Durant mes treize ans chez impressum – Les journalistes suisses en tant que secrétaire centrale, j’ai dû malheureusement accompagner beaucoup de journalistes qui se faisaient licencier dans le cadre de restructurations. J’avais bien conscience que ce n’était pas seulement un emploi en moins, mais un choc dans une vie. Puis la perte d’une mémoire, d’un réseau de contacts, d’un savoir sur une commune, une région, un canton ou un domaine.
En plus d’une dizaine d’années, la profession a perdu plusieurs milliers de journalistes. Mais au-delà des chiffres, cela signifie moins de couverture locale, moins de suivi des communes, des parlements cantonaux, des tribunaux.
Quand une rédaction finit par fermer, ce n’est plus seulement un journaliste en moins, mais un regard sur une région, une mémoire locale, parfois une culture rédactionnelle toute entière qui s’efface. Avec la disparition de La Région, c’est une région qui n’est plus couverte, un monde dans et autour du journal qui s’effondre. Quand un journal disparaît, c’est souvent irréversible.
Perte de pluralisme
Les fusions de rédactions conduisent aussi à un appauvrissement de l’information. Moins de regards différents sur l’actualité. Il y a une perte de pluralisme : quand plusieurs journaux partagent le même contenu, la diversité diminue. Les réductions d’effectifs poussent les rédactions vers une production rapide de l’actualité au détriment des enquêtes longues.
Le coût des restructurations, ce n’est pas seulement des emplois supprimés mais aussi des conseils communaux moins suivis, des enquêtes qui ne seront jamais réalisées. Tout cela aboutit à des citoyens moins informés. C’est finalement notre démocratie qui s’en trouve amoindrie. Les citoyens ne sont plus capables de se forger librement leur opinion.
Coût démocratique
Une rédaction qui s’affaiblit ne perd pas seulement des emplois. Notre démocratie s’affaiblit avec elle.

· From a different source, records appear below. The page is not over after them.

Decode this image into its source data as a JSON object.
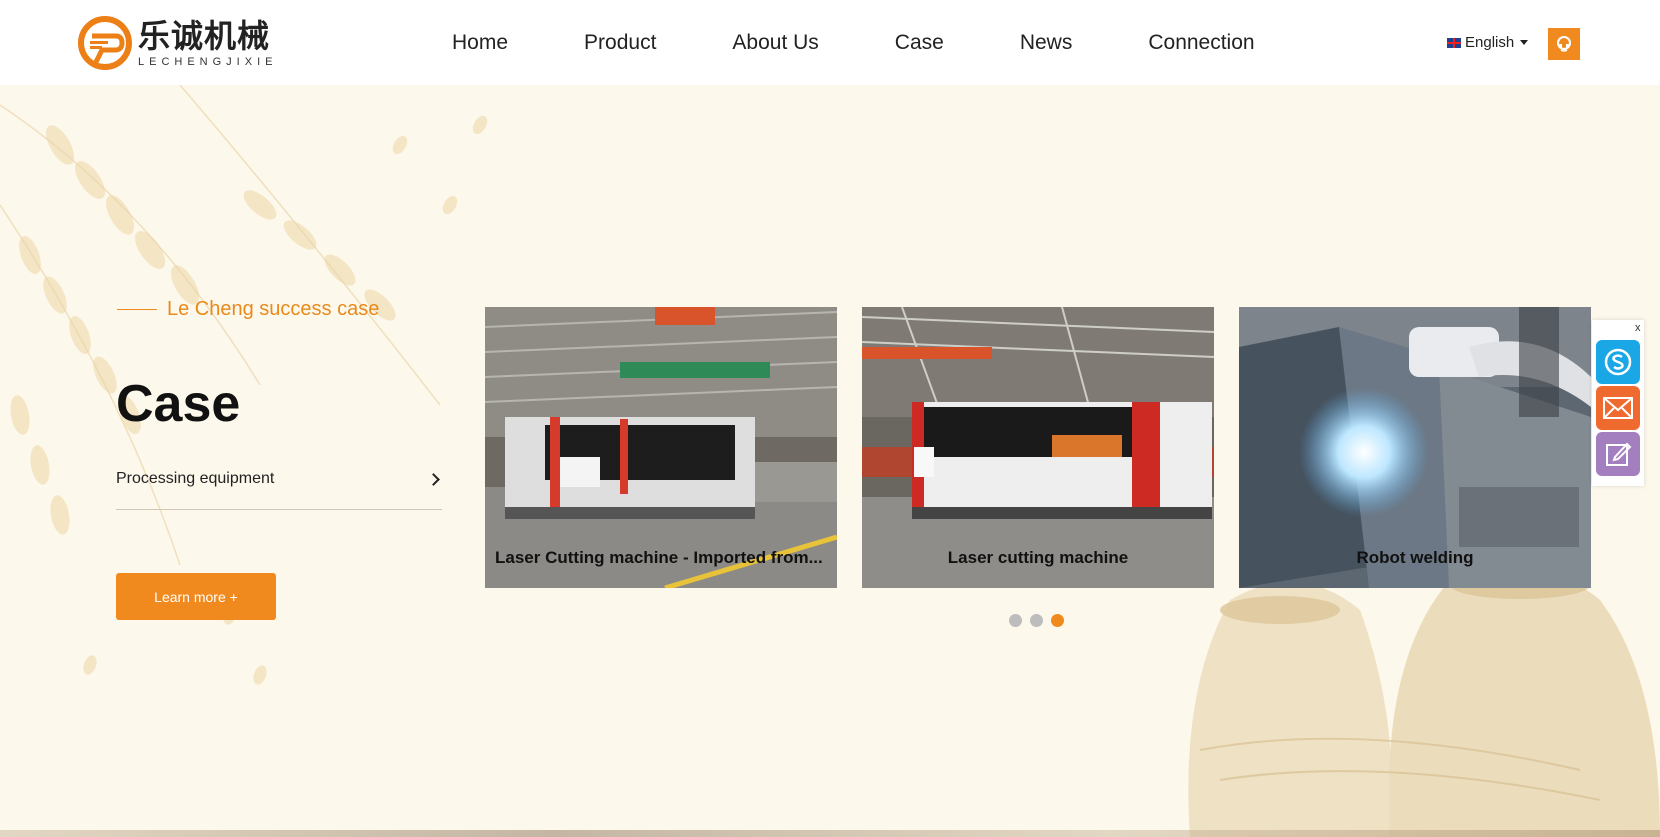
{
  "header": {
    "logo": {
      "chinese": "乐诚机械",
      "english": "LECHENGJIXIE"
    },
    "nav": [
      "Home",
      "Product",
      "About Us",
      "Case",
      "News",
      "Connection"
    ],
    "language": "English"
  },
  "hero": {
    "subtitle": "Le Cheng success case",
    "title": "Case",
    "category": "Processing equipment",
    "learn_more": "Learn more +"
  },
  "cards": [
    {
      "caption": "Laser Cutting machine - Imported from..."
    },
    {
      "caption": "Laser cutting machine"
    },
    {
      "caption": "Robot welding"
    }
  ],
  "carousel": {
    "total": 3,
    "active": 3
  },
  "side_bar": {
    "close": "x",
    "icons": [
      "skype-icon",
      "mail-icon",
      "edit-icon"
    ]
  },
  "colors": {
    "accent": "#f08a1e",
    "background": "#fdf8ec",
    "skype": "#1aa7e6",
    "mail": "#ef6a2f",
    "edit": "#a47fc0"
  }
}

Certes, il y a des considérations économiques. Mais les décisions de restructuration ont aussi un coût démocratique dont on parle trop peu. C’est pourquoi les propriétaires de médias, comme les responsables de service public, portent une responsabilité à l’égard de la collectivité. Ils doivent s’en souvenir quand ils prennent des décisions de restructuration dans un média qui entrainent des pertes d’emploi.